Abstract

The main purpose of this study is to examine the influence of parent-to-child financial transfers and economic resources on financial transfers, coresidence. caregiving. and timehelp as multiple, interdependent transfers from middle-aged adult children to their elderly parefcts. Analyzing data from the Wisconsin Longitudinal Study, which provides long-term observations of financial reciprocity and recent reports about elder care, the current study finds strong positive effects of prior parent-to-child financial transfers in the models of caregiving and time-help, which indicates the importance of reciprocity. Coresidence is positively related to past parent-to-child financial transfers; however, the effect becomes weak when other control variables are added. In terms of determinants of resource transfers, the results of multivariate logistic regression analyses suggest that the economic resources of parents and adult children are strong determinants of child-to-parent financial resource transfer when parent-to-child financial transfers and the sociodemographic characteristics of parents and adult children are controlled for.

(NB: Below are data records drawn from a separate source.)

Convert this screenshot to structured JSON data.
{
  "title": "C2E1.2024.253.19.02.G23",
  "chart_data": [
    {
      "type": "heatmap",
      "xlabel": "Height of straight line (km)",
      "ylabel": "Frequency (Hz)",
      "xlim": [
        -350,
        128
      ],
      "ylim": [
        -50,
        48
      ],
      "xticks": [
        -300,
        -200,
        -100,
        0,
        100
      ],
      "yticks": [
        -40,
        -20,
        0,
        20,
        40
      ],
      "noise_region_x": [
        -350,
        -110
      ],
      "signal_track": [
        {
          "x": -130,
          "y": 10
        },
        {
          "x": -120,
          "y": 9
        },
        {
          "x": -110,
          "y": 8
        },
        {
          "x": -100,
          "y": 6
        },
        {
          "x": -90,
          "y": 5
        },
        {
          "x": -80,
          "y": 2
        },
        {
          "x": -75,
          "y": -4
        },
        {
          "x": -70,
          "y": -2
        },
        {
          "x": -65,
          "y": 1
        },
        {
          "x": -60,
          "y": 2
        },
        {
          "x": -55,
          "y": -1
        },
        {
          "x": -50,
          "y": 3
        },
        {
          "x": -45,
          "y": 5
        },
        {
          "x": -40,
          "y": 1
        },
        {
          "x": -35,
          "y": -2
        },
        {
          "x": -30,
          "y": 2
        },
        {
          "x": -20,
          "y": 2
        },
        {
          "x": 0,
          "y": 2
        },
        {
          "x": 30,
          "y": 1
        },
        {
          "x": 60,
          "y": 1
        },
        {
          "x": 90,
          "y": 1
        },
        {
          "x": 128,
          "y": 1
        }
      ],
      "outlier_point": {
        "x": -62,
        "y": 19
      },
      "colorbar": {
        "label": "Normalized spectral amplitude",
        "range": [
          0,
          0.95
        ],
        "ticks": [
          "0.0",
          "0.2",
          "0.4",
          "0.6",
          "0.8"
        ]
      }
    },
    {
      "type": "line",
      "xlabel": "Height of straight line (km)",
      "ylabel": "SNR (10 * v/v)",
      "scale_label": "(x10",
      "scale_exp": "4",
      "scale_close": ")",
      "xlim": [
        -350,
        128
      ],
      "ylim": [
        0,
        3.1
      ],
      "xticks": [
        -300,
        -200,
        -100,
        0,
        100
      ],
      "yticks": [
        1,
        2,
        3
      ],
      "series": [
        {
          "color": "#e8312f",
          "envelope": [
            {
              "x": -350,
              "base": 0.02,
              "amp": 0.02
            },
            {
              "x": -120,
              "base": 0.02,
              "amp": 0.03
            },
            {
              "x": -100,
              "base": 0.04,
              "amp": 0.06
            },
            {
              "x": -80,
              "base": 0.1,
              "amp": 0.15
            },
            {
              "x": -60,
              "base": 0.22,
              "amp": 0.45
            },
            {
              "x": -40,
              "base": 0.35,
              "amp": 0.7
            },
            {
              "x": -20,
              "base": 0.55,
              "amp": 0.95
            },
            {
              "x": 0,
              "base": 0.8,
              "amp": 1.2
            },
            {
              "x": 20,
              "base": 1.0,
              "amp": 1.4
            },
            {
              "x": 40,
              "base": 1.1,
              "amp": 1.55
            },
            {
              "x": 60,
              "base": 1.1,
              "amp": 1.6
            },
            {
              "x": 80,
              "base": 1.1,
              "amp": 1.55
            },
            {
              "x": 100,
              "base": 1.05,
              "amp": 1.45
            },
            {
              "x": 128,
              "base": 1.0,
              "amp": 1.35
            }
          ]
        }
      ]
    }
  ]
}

In addition, the education, employment status, health, and marital status of middle-aged adult children are statistically significant determinants of child-to-parent financial transfers. Controlling for child-to-parent financial transfers, economic resources of the parents and adult children, and other characteristics of the parents and children, adult children's decisions of coresidence are responsive to the parents' needs (surviving status, age, and health) and several characteristics of adult children (marital status, employment status, and the number of living siblings).